Accent Group (ASX: AX1) shares jumped almost 15% on Monday after UK retail giant Frasers Group launched a surprise takeover bid for the company. But the strange part is this: Frasers is offering A$0.65 cash per share, which is the same price Accent closed at on Friday.
That means the offer comes with no takeover premium. Yet Accent shares traded as high as A$0.75, well above the bid price. For investors, that gap is the most important part of the story. The market appears to believe Frasers may need to raise its offer or that another bidder could emerge.
Why Is the Share Price Above the Offer?
Frasers’ offer values the shares it does not already own at about A$316 million, and implies an equity value of roughly A$391 million for Accent. On the surface, the A$0.65 offer does not look especially attractive because it gives shareholders no premium to the previous closing price.
The bigger issue is Fraser’s own buying history. Frasers already owns around 22.9% of Accent. Earlier this year, it bought some of its stake at prices well above the current offer, including an average price above A$0.90 per share during its February buying.
That makes the A$0.65 bid look like a low starting point rather than a final price. If Frasers were willing to pay more than A$0.90 for some shares, investors may believe it will eventually need to offer more to convince other shareholders to sell.
Accent’s board has also told shareholders to take no action for now and wait for its formal target statement. That is another reason investors may be holding out. The board has not recommended the offer, and shareholders are being asked not to rush into a decision.
This Is Not a Friendly Deal
This takeover attempt does not look like a friendly deal. The relationship between Frasers and Accent has become strained, especially over Accent’s rollout of Frasers’ Sports Direct brand in Australia.
Frasers has claimed that Accent has not moved fast enough with the rollout and has not used all reasonable commercial efforts to launch the business as originally expected. Frasers has also referred to an active ASIC investigation into alleged insider trading involving Accent personnel, including the CEO, which was disclosed earlier this year.
There is also a control angle. Frasers has already used the 3% “creep” rule under Australian takeover laws, which limits how much more it can buy quietly on-market each year. A formal takeover bid gives Frasers another way to increase its stake.
If Frasers lifts its holding to 26%, it gains the right to request another board seat under an earlier agreement. If it reaches 90%, it could move to compulsory acquisition, take Accent private and delist the company.
What Should Investors Do?
Accent shareholders now have a few choices. They can sell into Frasers’ on-market bid at A$0.65, or they can sell on-market at the prevailing market price if buyers are available. They can also hold and wait to see if Frasers increases the offer or if another bidder appears.
The cautious approach is to wait for Accent’s target statement and board recommendation. The market is clearly pricing in the possibility of a better outcome, but that is not guaranteed.

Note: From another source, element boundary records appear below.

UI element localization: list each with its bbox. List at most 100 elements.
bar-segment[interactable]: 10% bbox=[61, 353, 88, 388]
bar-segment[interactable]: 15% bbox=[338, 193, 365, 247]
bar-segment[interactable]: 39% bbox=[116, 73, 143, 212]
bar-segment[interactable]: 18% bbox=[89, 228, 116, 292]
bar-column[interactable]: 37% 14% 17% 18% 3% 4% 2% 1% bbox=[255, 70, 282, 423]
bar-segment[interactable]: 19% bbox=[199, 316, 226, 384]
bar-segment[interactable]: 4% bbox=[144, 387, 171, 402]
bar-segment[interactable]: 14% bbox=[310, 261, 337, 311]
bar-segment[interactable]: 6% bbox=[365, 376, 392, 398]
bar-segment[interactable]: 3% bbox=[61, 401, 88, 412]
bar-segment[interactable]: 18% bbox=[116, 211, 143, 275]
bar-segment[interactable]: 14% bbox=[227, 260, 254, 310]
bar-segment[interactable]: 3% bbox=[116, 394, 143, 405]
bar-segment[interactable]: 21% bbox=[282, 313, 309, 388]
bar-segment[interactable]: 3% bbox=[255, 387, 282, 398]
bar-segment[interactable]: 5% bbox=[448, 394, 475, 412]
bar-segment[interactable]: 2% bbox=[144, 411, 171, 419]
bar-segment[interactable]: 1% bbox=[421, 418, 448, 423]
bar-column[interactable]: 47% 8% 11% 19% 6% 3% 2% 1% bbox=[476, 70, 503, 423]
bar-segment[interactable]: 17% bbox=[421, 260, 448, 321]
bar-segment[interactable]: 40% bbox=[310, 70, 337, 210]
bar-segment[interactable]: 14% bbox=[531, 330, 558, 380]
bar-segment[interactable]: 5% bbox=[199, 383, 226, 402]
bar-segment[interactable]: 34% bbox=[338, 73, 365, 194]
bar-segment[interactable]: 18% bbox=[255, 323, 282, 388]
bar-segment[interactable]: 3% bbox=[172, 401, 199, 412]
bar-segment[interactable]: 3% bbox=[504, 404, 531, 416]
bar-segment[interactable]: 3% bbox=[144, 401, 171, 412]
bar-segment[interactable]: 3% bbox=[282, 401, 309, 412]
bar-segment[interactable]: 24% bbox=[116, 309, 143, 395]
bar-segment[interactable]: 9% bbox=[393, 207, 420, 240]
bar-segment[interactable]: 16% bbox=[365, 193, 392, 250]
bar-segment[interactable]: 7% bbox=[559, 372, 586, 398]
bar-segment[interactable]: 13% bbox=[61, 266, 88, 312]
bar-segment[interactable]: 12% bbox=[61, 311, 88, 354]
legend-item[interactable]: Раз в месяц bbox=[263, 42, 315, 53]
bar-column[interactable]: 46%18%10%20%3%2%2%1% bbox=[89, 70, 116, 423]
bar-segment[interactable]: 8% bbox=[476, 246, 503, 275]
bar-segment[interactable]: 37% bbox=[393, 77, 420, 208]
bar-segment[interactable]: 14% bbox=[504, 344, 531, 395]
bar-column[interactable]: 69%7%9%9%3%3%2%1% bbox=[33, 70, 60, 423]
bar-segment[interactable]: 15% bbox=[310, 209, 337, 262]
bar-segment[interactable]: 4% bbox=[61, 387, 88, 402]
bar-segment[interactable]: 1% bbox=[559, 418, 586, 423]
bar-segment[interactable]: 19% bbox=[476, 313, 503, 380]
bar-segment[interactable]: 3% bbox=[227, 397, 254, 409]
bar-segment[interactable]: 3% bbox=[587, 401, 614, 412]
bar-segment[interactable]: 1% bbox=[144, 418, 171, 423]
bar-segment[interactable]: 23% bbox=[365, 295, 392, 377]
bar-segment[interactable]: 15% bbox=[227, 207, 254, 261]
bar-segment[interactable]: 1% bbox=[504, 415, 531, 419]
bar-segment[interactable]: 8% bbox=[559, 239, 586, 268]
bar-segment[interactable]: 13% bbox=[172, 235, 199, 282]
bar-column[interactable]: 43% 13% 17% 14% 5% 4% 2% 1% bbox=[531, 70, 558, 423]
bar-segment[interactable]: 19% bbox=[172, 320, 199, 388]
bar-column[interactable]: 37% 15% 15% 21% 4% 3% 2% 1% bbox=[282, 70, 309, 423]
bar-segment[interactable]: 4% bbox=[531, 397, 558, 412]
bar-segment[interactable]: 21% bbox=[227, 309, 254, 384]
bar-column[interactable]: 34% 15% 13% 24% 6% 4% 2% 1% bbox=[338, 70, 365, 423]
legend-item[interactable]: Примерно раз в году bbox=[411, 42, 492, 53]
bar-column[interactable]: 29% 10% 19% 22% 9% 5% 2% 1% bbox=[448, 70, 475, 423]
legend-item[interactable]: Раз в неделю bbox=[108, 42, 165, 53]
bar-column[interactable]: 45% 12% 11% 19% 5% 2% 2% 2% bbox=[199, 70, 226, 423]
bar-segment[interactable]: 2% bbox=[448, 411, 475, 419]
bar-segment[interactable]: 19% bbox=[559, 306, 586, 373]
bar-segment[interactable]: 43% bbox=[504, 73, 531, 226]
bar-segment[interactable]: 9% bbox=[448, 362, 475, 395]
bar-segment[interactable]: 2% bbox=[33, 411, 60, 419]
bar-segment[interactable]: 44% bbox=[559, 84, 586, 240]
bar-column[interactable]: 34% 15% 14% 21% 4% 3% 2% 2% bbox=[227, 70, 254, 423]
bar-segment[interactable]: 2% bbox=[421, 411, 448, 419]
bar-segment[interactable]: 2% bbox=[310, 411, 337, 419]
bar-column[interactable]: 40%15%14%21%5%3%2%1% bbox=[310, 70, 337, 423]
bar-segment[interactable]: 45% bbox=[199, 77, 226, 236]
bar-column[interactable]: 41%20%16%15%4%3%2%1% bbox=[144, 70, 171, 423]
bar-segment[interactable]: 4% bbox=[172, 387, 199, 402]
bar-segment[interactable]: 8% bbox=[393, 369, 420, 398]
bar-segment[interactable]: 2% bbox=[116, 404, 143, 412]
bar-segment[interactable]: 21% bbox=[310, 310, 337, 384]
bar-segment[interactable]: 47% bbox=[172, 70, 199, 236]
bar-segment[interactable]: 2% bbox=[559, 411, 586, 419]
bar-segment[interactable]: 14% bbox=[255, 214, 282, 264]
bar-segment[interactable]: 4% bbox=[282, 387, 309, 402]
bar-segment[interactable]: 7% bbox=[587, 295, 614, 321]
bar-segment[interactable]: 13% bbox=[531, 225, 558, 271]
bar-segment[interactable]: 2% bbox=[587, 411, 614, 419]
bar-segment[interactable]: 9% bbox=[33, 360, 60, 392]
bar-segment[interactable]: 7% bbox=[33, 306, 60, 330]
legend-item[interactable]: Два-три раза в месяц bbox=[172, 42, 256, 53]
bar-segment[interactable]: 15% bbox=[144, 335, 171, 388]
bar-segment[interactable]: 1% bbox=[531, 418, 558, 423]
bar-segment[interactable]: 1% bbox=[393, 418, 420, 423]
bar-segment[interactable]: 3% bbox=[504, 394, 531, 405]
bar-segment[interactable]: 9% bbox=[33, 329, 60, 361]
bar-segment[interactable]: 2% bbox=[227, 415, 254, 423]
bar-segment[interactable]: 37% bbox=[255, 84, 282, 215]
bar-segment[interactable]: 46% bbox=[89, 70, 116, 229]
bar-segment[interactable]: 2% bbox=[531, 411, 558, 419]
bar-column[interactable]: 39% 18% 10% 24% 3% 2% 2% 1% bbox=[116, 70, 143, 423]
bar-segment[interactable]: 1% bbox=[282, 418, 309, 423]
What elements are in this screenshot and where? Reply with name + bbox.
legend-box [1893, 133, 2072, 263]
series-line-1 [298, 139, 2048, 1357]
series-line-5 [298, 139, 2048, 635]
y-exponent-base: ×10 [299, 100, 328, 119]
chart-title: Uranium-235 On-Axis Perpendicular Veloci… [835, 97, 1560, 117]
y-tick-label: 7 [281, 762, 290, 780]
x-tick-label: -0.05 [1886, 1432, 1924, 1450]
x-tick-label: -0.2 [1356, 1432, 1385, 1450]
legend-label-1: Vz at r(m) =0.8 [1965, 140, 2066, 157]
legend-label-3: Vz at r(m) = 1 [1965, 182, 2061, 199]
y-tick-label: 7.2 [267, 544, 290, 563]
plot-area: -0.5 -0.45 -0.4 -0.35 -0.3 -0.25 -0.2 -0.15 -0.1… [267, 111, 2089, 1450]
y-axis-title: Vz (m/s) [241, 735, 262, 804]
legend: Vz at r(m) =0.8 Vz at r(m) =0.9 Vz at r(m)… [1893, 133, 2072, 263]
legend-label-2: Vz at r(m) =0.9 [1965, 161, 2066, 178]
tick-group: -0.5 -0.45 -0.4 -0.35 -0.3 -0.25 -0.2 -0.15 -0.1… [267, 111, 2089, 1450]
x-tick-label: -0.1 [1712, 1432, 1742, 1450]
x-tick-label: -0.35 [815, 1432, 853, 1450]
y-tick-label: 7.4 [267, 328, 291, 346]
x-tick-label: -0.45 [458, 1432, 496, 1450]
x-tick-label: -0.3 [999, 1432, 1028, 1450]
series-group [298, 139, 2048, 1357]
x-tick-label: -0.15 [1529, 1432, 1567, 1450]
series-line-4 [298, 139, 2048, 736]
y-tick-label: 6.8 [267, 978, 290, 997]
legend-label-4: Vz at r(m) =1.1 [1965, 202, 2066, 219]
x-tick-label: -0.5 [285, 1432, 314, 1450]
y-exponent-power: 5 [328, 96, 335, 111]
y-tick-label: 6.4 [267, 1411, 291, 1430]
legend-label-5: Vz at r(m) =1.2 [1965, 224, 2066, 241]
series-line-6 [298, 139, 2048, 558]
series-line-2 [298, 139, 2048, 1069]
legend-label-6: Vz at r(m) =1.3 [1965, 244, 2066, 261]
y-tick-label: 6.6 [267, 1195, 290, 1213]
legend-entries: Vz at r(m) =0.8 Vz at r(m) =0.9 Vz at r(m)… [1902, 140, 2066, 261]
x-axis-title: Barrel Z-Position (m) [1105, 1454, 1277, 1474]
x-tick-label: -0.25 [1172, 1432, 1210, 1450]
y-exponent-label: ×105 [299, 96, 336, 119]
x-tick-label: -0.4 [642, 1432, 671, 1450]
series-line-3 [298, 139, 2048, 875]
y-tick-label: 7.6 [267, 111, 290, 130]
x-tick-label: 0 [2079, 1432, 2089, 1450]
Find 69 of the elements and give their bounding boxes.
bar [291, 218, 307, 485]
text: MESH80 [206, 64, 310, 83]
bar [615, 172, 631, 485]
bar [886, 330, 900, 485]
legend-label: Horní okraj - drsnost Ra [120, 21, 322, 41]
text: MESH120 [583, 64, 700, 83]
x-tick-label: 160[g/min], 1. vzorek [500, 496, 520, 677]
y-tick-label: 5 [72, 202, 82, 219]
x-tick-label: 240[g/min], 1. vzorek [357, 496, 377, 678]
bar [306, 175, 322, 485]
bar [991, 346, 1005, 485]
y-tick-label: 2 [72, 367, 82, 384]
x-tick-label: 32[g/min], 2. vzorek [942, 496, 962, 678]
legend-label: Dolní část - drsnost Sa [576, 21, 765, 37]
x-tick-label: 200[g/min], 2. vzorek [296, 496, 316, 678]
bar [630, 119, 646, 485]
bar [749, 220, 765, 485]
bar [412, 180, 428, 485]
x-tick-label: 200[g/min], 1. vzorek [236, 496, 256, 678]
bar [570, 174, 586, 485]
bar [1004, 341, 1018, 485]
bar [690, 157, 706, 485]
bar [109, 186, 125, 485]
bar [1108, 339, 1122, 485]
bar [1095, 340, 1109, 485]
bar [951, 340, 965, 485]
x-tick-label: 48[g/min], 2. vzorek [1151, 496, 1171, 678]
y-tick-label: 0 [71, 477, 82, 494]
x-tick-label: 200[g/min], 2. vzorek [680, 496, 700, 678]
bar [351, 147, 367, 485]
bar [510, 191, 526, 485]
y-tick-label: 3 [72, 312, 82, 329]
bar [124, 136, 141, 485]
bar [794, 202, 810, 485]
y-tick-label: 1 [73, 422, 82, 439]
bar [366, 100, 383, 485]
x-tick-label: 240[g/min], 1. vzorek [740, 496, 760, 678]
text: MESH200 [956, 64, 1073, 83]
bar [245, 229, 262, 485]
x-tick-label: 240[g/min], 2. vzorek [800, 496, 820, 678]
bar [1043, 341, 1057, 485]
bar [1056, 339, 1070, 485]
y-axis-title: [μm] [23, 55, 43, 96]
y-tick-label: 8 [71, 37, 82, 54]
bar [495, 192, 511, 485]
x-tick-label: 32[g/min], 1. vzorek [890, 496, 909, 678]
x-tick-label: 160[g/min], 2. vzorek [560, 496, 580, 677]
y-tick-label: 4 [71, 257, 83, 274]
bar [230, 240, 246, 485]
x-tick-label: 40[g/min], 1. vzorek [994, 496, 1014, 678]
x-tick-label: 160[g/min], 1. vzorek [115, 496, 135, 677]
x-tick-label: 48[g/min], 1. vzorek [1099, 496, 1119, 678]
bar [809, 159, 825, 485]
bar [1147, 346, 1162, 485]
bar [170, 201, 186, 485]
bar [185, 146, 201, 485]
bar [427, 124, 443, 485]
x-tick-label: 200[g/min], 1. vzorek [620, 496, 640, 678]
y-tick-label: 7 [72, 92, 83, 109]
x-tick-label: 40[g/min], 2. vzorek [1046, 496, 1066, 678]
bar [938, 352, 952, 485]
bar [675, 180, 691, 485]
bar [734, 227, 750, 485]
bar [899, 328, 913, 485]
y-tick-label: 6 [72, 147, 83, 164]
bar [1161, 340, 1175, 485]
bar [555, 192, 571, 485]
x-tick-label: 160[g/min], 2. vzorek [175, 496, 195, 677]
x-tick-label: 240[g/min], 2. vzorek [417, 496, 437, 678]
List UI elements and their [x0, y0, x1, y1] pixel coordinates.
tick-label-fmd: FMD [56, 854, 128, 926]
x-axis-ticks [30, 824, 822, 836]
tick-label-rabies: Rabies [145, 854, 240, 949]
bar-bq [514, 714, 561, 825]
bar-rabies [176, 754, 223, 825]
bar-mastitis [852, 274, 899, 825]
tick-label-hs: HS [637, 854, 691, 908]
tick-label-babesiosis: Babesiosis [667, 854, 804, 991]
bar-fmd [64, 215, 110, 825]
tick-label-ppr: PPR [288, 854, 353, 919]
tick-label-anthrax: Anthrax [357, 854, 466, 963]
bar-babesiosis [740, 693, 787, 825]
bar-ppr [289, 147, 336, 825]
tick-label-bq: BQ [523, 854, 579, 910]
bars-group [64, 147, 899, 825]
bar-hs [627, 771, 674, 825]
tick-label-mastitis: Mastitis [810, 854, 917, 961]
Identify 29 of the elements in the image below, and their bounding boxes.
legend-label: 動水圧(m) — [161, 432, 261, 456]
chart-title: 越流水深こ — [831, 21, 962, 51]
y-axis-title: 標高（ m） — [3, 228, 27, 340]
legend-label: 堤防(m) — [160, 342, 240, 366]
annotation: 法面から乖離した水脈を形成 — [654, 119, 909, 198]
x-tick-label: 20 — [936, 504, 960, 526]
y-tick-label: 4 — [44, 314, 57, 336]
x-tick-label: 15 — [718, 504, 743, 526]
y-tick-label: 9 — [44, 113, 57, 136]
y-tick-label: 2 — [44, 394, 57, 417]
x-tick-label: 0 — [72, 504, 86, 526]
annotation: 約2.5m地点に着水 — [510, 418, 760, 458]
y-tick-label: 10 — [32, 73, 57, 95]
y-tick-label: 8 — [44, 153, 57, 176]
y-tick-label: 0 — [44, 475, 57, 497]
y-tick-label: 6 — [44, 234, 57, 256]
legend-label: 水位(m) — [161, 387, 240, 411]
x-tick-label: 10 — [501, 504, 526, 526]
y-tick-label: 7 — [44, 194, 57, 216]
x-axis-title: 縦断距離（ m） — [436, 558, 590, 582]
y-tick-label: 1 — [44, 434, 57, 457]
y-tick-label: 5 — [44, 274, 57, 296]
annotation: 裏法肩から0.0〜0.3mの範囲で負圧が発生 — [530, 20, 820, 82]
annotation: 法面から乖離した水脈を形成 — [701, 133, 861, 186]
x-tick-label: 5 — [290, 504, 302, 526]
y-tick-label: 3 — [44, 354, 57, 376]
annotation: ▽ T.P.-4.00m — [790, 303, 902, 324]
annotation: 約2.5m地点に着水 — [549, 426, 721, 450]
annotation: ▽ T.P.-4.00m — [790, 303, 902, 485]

The risk is that if Frasers does not raise its bid and no rival offer appears, Accent shares could fall back. The business is still under pressure, with the stock down sharply over the past year and first-half FY26 NPAT falling about 40% to A$28.1 million.
For now, Accent is trading above the bid because investors are betting Frasers’ A$0.65 offer is not the end of the story. That makes the stock interesting, but also risky for anyone buying purely for takeover upside.